Brent crude fell 58 cents, or 0.8%, at $68.30 by 0041 GMT, having lost 0.5% on Monday. U.S. crude dropped 61 cents, or 0.9%, at $64.78 a barrel, after falling 0.3% in the previous session.
Germany, France and Italy plan to suspend AstraZeneca PLC COVID-19 injections after reports of possible serious side effects, although the World Health Organization (WHO) said there was no established link to the vaccine.

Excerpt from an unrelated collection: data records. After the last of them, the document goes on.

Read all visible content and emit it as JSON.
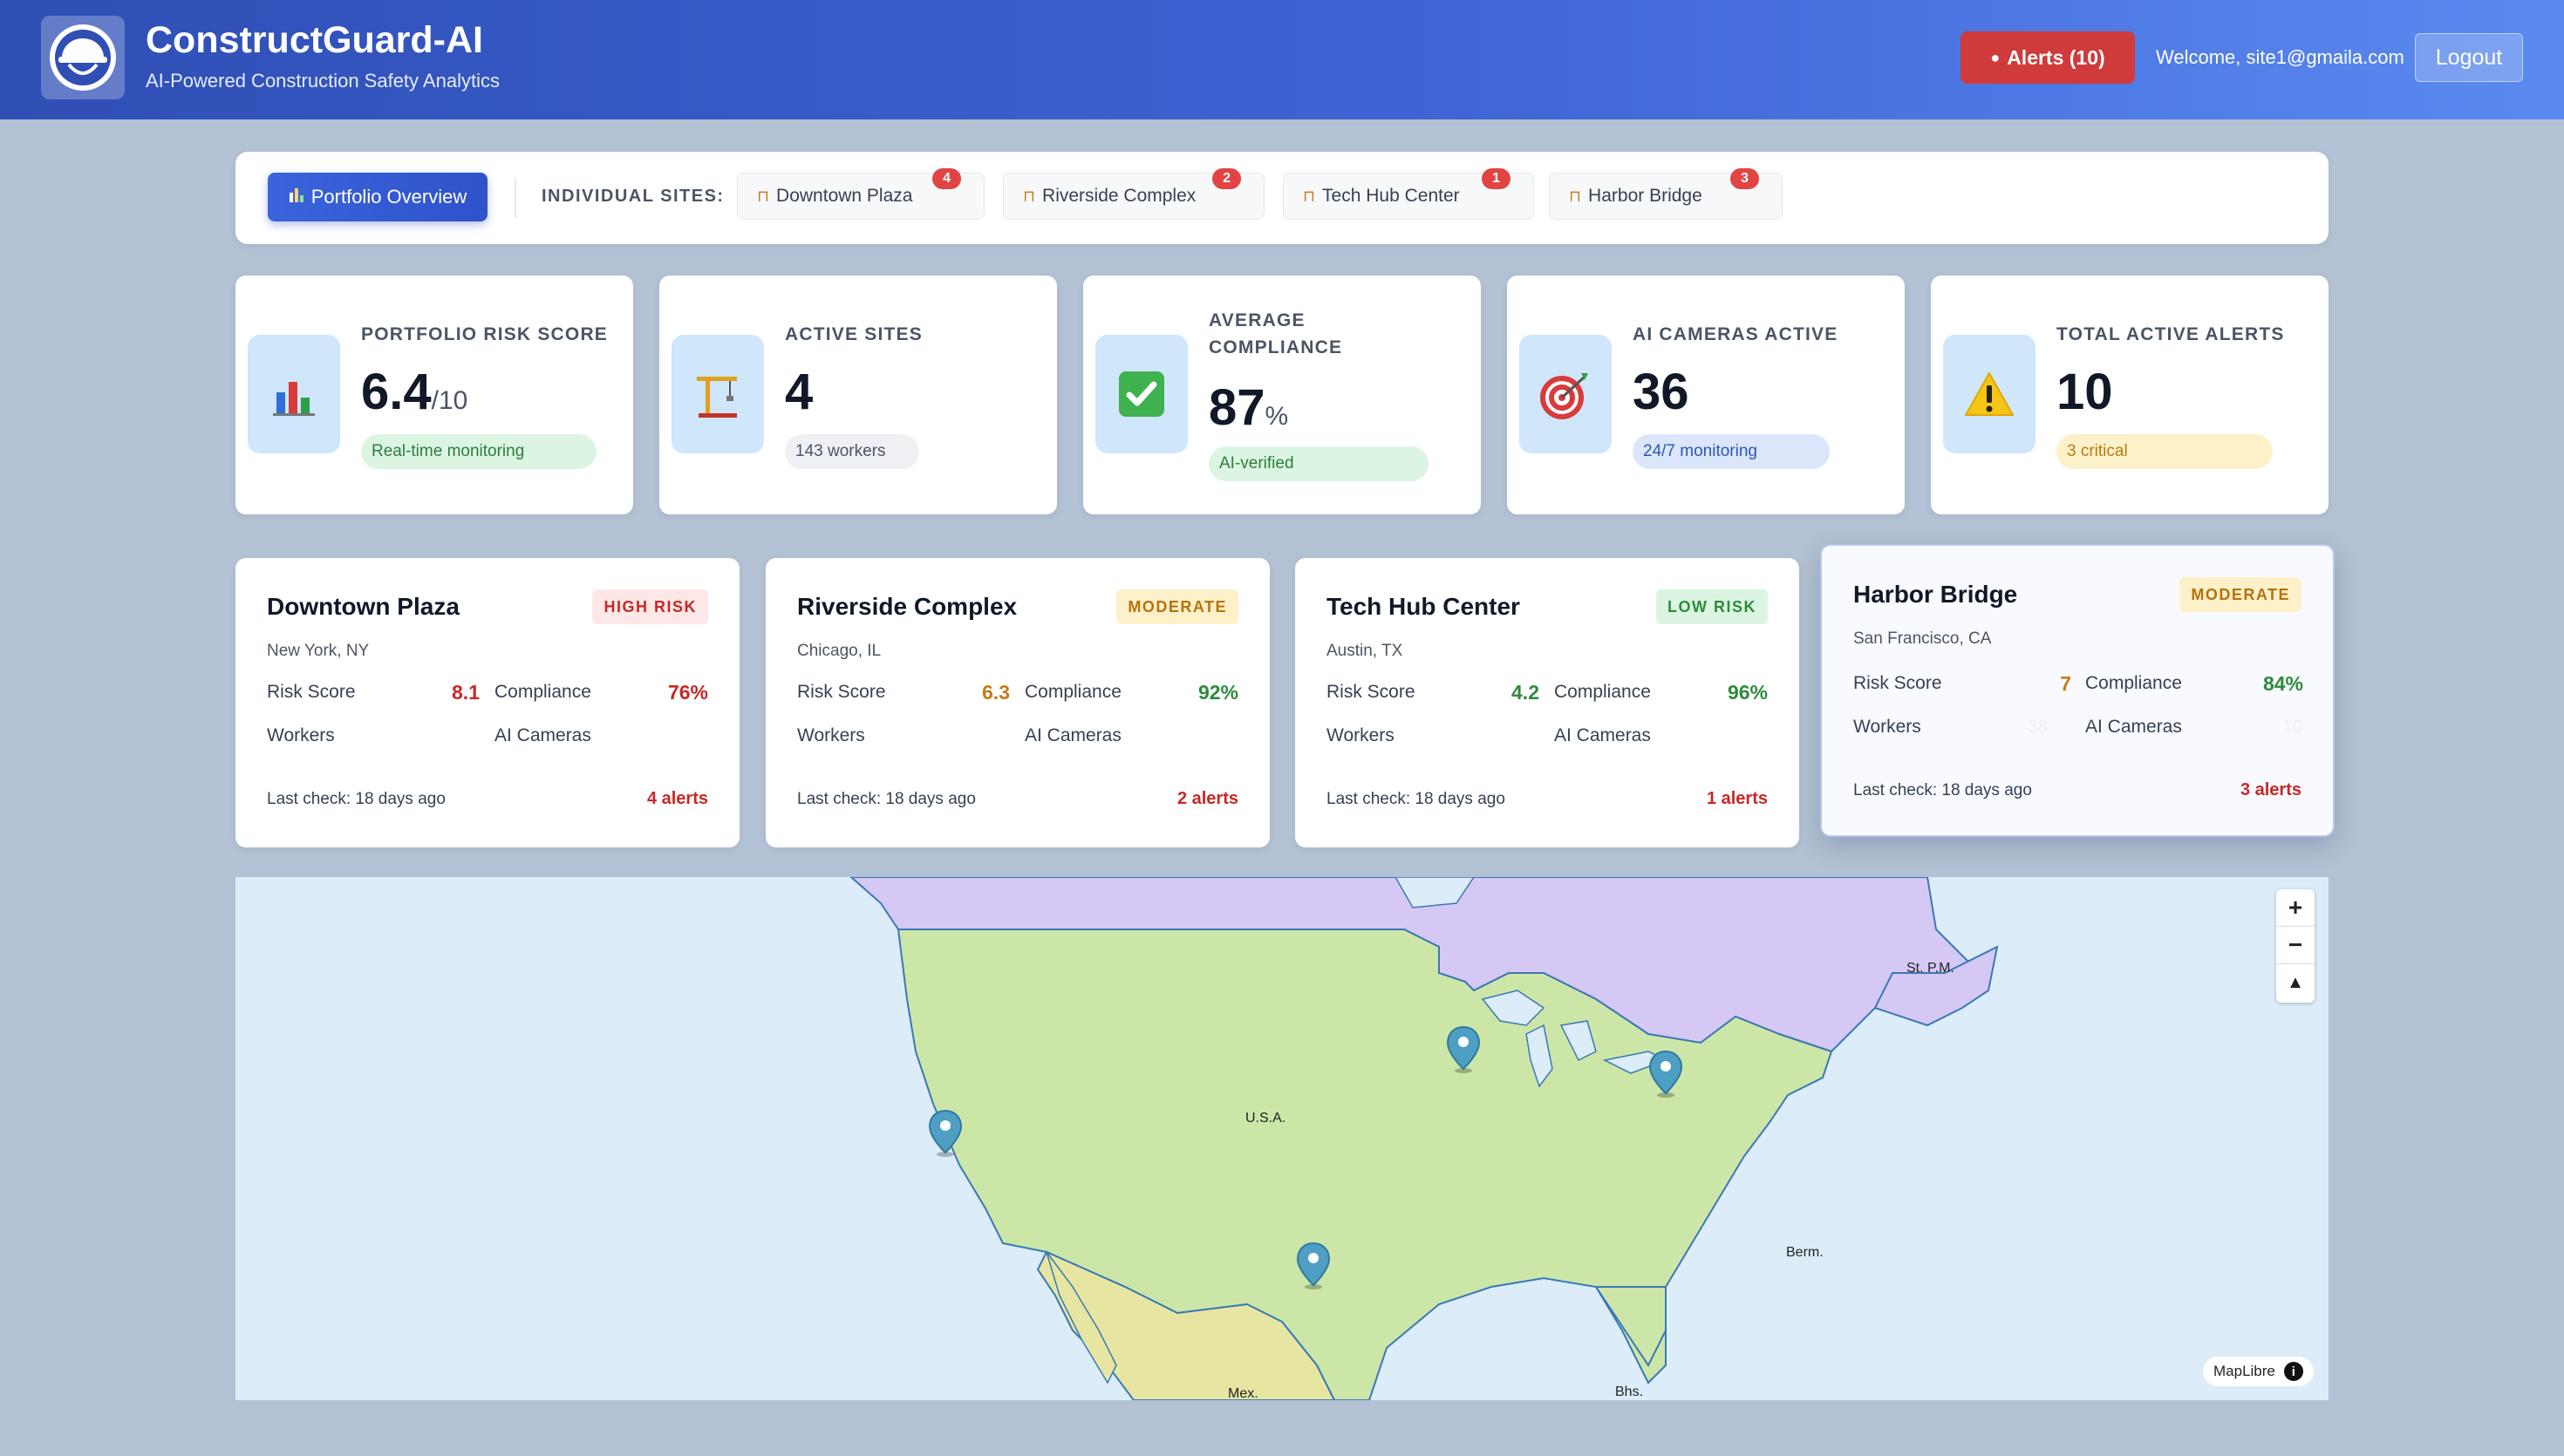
{
  "header": {
    "title": "ConstructGuard-AI",
    "subtitle": "AI-Powered Construction Safety Analytics",
    "alerts_button": "Alerts (10)",
    "welcome": "Welcome, site1@gmaila.com",
    "logout": "Logout"
  },
  "tabs": {
    "portfolio_label": "Portfolio Overview",
    "sites_label": "INDIVIDUAL SITES:",
    "sites": [
      {
        "label": "Downtown Plaza",
        "badge": "4"
      },
      {
        "label": "Riverside Complex",
        "badge": "2"
      },
      {
        "label": "Tech Hub Center",
        "badge": "1"
      },
      {
        "label": "Harbor Bridge",
        "badge": "3"
      }
    ]
  },
  "stats": [
    {
      "label": "PORTFOLIO RISK SCORE",
      "value": "6.4",
      "unit": "/10",
      "pill": "Real-time monitoring",
      "icon": "bar-chart-icon"
    },
    {
      "label": "ACTIVE SITES",
      "value": "4",
      "unit": "",
      "pill": "143 workers",
      "icon": "crane-icon"
    },
    {
      "label": "AVERAGE COMPLIANCE",
      "value": "87",
      "unit": "%",
      "pill": "AI-verified",
      "icon": "check-icon"
    },
    {
      "label": "AI CAMERAS ACTIVE",
      "value": "36",
      "unit": "",
      "pill": "24/7 monitoring",
      "icon": "target-icon"
    },
    {
      "label": "TOTAL ACTIVE ALERTS",
      "value": "10",
      "unit": "",
      "pill": "3 critical",
      "icon": "warning-icon"
    }
  ],
  "site_cards": [
    {
      "name": "Downtown Plaza",
      "badge": "HIGH RISK",
      "location": "New York, NY",
      "risk_label": "Risk Score",
      "risk": "8.1",
      "compliance_label": "Compliance",
      "compliance": "76%",
      "workers_label": "Workers",
      "workers": "",
      "cameras_label": "AI Cameras",
      "cameras": "",
      "last_check": "Last check: 18 days ago",
      "alerts": "4 alerts"
    },
    {
      "name": "Riverside Complex",
      "badge": "MODERATE",
      "location": "Chicago, IL",
      "risk_label": "Risk Score",
      "risk": "6.3",
      "compliance_label": "Compliance",
      "compliance": "92%",
      "workers_label": "Workers",
      "workers": "",
      "cameras_label": "AI Cameras",
      "cameras": "",
      "last_check": "Last check: 18 days ago",
      "alerts": "2 alerts"
    },
    {
      "name": "Tech Hub Center",
      "badge": "LOW RISK",
      "location": "Austin, TX",
      "risk_label": "Risk Score",
      "risk": "4.2",
      "compliance_label": "Compliance",
      "compliance": "96%",
      "workers_label": "Workers",
      "workers": "",
      "cameras_label": "AI Cameras",
      "cameras": "",
      "last_check": "Last check: 18 days ago",
      "alerts": "1 alerts"
    },
    {
      "name": "Harbor Bridge",
      "badge": "MODERATE",
      "location": "San Francisco, CA",
      "risk_label": "Risk Score",
      "risk": "7",
      "compliance_label": "Compliance",
      "compliance": "84%",
      "workers_label": "Workers",
      "workers": "38",
      "cameras_label": "AI Cameras",
      "cameras": "10",
      "last_check": "Last check: 18 days ago",
      "alerts": "3 alerts"
    }
  ],
  "map": {
    "labels": {
      "usa": "U.S.A.",
      "mexico": "Mex.",
      "bermuda": "Berm.",
      "stpm": "St. P.M.",
      "bahamas": "Bhs."
    },
    "controls": {
      "zoom_in": "+",
      "zoom_out": "−",
      "compass": "▲"
    },
    "attribution": "MapLibre",
    "info": "i"
  },
  "colors": {
    "header_start": "#2f4fb5",
    "header_end": "#5a8af0",
    "alert_red": "#d03a3a",
    "high_risk": "#c62828",
    "moderate": "#c77a14",
    "low_risk": "#2e8b3d",
    "page_bg": "#b2c1d3"
  }
}
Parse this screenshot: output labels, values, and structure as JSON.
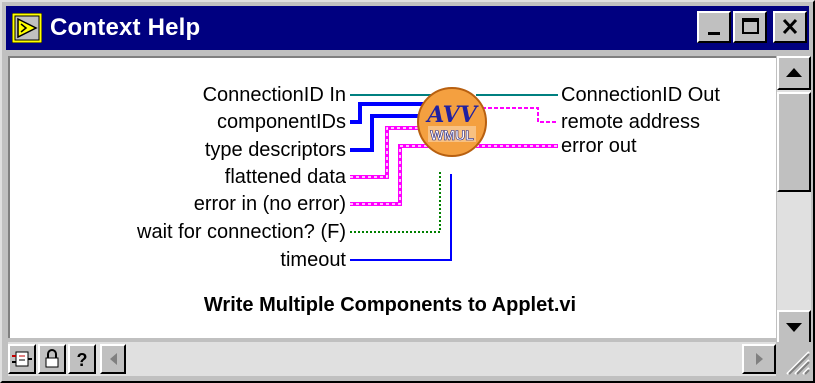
{
  "window": {
    "title": "Context Help"
  },
  "terminals": {
    "inputs": [
      "ConnectionID In",
      "componentIDs",
      "type descriptors",
      "flattened data",
      "error in (no error)",
      "wait for connection? (F)",
      "timeout"
    ],
    "outputs": [
      "ConnectionID Out",
      "remote address",
      "error out"
    ]
  },
  "vi_icon": {
    "glyph": "AVV",
    "text": "WMUL",
    "color": "#f4a040"
  },
  "vi_name": "Write Multiple Components to Applet.vi",
  "icons": {
    "app": "labview-help-icon",
    "toolbar": [
      "show-hide-terminals-icon",
      "lock-icon",
      "help-question-icon"
    ]
  },
  "colors": {
    "titlebar": "#000080",
    "wire_refnum": "#008080",
    "wire_array": "#0000ff",
    "wire_cluster": "#ff00ff",
    "wire_bool": "#008000"
  }
}
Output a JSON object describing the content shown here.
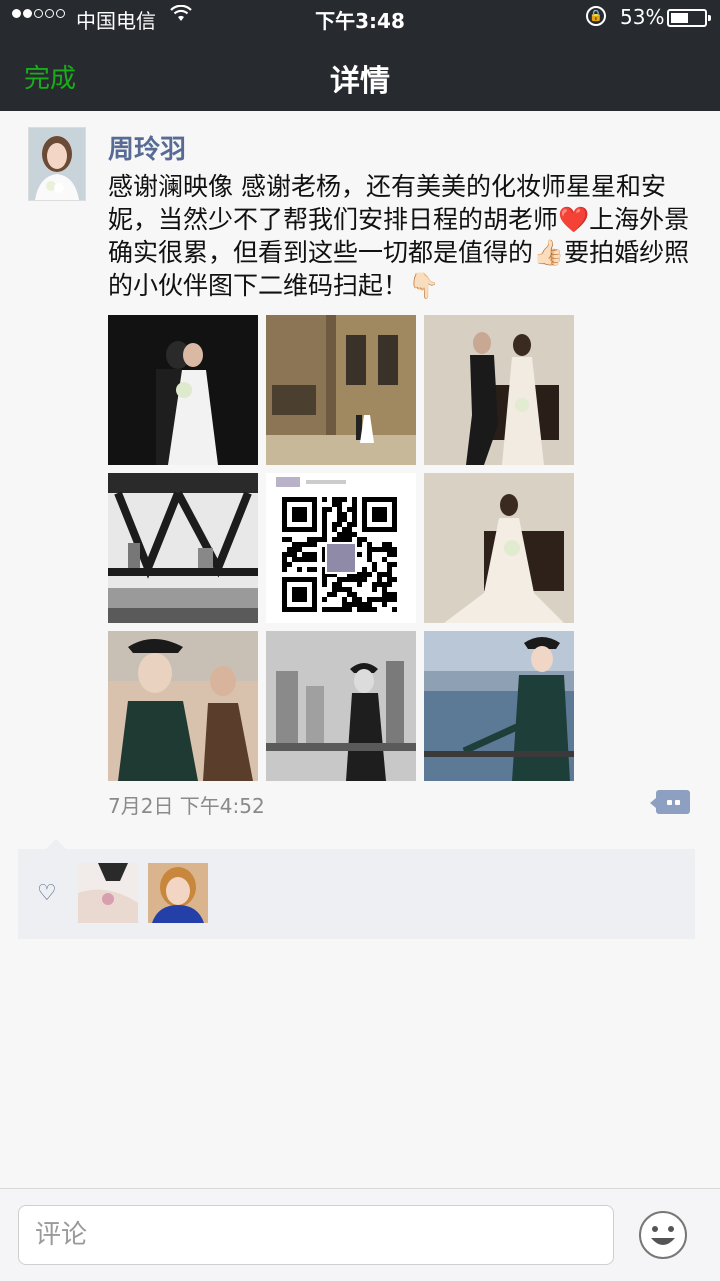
{
  "status_bar": {
    "carrier": "中国电信",
    "time": "下午3:48",
    "battery": "53%",
    "battery_level": 0.53
  },
  "nav": {
    "done": "完成",
    "title": "详情"
  },
  "post": {
    "author": "周玲羽",
    "text": "感谢澜映像 感谢老杨，还有美美的化妆师星星和安妮，当然少不了帮我们安排日程的胡老师❤️上海外景确实很累，但看到这些一切都是值得的👍🏻要拍婚纱照的小伙伴图下二维码扫起！👇🏻",
    "time": "7月2日 下午4:52",
    "photos": [
      "wedding-photo-1",
      "wedding-photo-2",
      "wedding-photo-3",
      "wedding-photo-4",
      "qr-code",
      "wedding-photo-5",
      "wedding-photo-6",
      "wedding-photo-7",
      "wedding-photo-8"
    ]
  },
  "likes": {
    "icon": "heart-icon",
    "avatars": [
      "liker-avatar-1",
      "liker-avatar-2"
    ]
  },
  "comment_bar": {
    "placeholder": "评论",
    "emoji_icon": "smiley-icon"
  },
  "colors": {
    "accent": "#1aad19",
    "name_blue": "#576b95",
    "nav_bg": "#272a2f"
  }
}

These moves are deepening worries over a slow pace of vaccinations in the region, which may delay any economic recovery from the pandemic in one of the hardest-hit areas.
The pandemic eviscerated demand for oil but prices have recovered to levels before the pandemic, only to be capped as vaccination rollouts have been slow in most countries.
In the US, stockpiles are also increasing because of last month’s “big freeze” in the southern states of the country which halted refining operations that have taken time to fully return.
Crude oil inventories have increased substantially in recent weeks, as a result of U.S. refinery disruptions, which have seen crude oil stocks approaching 500 million barrels, ING Economics said in a client note.
The American Petroleum Institute, an industry group, will report crude stock pile levels later on Tuesday, followed by official numbers from the Department of Energy on Wednesday, with analysts expecting another week of gain.
Crude inventories rose by 12.8 million barrels in the week to March 5, against analysts’ expectations for an increase of less than 1 million barrels.